政策選択に中小企業の声を

財務省マクロ経済政策立案のポスト新設に寄せて

 財務省は、総合政策課内にマクロ経済政策の企画・立案を担う課長級のポストを新設するそうです。しかも、「課長や新ポストにはいずれも各年次のエース級を起用する」と言います(6月22日、日本経済新聞)。

 一瞬、財務省内にマクロ経済政策を扱う部署がなかったのかと思いましたが、本来、政府内ではマクロ経済政策は内閣府(旧経済企画庁)が担っていることになっているはずだと気づきました。新聞も「政府内ではマクロ経済政策は内閣府が主に担っており、財務省側が組織強化にあたるのは異例だ」としています。

 2001年の中央省庁再編によって、大蔵省は財務省に改変され、その際に大蔵省が担っていたマクロ経済政策の統括業務は内閣府に移管されることになったはずです。

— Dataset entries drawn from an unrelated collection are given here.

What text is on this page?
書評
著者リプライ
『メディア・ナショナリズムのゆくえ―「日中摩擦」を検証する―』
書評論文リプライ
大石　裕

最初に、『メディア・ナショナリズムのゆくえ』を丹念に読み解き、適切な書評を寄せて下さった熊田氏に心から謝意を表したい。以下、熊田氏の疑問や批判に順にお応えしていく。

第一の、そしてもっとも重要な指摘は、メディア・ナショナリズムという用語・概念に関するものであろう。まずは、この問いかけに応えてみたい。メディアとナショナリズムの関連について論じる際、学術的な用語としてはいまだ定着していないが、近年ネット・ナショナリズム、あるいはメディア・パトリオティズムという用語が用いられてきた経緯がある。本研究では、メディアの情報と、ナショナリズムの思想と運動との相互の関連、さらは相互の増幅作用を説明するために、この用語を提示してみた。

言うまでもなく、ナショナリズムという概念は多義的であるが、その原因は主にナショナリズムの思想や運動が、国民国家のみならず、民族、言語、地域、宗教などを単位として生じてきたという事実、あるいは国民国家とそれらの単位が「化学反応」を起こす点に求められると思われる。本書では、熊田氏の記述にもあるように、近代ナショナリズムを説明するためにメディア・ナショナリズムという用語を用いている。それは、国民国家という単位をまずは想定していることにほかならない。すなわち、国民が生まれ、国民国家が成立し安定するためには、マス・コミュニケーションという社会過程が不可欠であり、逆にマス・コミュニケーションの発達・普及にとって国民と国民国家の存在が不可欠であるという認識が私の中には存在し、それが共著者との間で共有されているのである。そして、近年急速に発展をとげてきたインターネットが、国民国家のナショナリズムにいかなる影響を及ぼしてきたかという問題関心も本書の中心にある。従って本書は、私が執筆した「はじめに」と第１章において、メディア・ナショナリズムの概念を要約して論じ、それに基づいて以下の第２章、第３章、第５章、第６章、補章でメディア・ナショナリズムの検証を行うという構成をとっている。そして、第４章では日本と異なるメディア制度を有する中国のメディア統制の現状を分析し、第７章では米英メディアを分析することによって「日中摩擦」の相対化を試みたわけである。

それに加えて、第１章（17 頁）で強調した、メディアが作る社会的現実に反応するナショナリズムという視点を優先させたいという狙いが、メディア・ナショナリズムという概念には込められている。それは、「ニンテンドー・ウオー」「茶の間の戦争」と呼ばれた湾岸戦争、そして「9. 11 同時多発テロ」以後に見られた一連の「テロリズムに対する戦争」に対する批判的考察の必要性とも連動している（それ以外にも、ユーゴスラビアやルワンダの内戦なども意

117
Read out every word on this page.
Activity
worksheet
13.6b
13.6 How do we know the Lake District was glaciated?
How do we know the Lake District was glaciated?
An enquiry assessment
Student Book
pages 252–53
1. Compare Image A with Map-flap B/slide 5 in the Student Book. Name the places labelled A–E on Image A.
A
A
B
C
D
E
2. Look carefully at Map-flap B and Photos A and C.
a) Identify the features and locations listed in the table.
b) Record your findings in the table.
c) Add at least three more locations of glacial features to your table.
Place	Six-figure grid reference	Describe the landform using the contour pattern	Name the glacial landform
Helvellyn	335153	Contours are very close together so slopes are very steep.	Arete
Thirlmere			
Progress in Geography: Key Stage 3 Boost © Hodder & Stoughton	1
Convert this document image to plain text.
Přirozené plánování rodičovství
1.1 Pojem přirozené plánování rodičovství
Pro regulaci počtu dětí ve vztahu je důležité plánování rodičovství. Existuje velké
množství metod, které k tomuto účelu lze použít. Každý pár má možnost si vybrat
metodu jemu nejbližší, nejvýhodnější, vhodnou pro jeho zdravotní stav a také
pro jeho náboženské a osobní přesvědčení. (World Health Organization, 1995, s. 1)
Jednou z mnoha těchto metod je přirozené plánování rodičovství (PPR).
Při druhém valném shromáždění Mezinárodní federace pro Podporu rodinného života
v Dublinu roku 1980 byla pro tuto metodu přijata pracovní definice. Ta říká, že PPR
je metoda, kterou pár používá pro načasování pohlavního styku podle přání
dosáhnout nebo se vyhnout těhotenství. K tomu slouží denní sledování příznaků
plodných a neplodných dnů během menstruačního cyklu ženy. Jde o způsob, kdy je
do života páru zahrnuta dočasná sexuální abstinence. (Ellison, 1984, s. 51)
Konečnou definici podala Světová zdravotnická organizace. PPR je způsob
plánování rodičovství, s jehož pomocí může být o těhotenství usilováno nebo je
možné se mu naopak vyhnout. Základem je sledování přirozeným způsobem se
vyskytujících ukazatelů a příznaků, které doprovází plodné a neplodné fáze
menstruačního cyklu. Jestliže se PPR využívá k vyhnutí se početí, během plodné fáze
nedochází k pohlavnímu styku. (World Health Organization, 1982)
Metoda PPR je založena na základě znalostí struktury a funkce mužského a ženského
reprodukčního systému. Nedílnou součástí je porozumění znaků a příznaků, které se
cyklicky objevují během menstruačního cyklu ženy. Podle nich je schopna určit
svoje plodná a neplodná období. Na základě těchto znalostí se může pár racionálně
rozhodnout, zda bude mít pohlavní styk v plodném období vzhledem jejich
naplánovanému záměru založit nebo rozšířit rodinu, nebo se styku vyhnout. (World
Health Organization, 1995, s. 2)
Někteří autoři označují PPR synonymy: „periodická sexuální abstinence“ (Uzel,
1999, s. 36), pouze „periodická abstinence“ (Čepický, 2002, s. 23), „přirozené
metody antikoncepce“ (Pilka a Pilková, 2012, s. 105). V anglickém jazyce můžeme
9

 では、いったいどうしてマクロ経済政策部門を二重行政のそしりを受けかねない財務省の中に設ける必要があったのでしょうか。新聞は、「経済政策や成長戦略といった景気の押し上げをねらった政策の立案に軸足を置く」と一応理由は述べていますが、今まで「景気の押し上げを狙った政策」を考えていなかったのか、どうか。もっと、理由は別のところにありそうです。

 そのへんのところを新聞は、「『財政至上主義』と財務省に批判的な首相官邸との関係改善を探っているのではないか、と勘繰る声もある」とか、「官邸側には財務省に対し『財政規律を重視するあまり、景気を軽視している』との批判的な声がくすぶる」と政府部内でも硬直した態度に財務省が陥っていることを伝えます。

 ここからは評者の推測になりますが、財務省が「財政規律」などの硬直した考え方だけでなく、セカンドオピニオンをも求める方向に舵を切ったのではないか、と推察します。

 実は、大蔵省から財務省に衣替えしたころから、財務官僚はマクロ経済への興味を完全に失い、関心事といえば財政再建だけになってしまいました。したがって、消費税増税を強力に推進するあまり、増税が及ぼすマクロ経済へのマイナス効果は管轄外とほぼ無視してきました。

 財務官僚は御用学者の「消費増税の影響は軽微、そのうち景気はV字回復する」といういい加減な理論を信じていたのです。ようやく事の重大性に気づいた財務省は、慌ててマクロ経済政策の企画・立案を担うポストを新設したのでないか、と推察するものです。もっとも、新しいポストを設置したからといって、正しい判断に至るとはかぎりませんが。

 セカンドオピニオンは主治医以外の医師に求める第2の意見です。この考え方が広がってきた背景には、従来の医師お任せ医療ではなく、インフォームド・コンセント(説明と同意)を受け、自分も治療の決定に関わる医療に変わってきたという社会背景があります。

 時代は変わりました。中小企業憲章にも「中小企業の声を聴き、どんな問題も中小企業の立場で考え、政策評価につなげる」とあります。中小企業と国民に開かれた財務省の新ポストとなるよう期待します。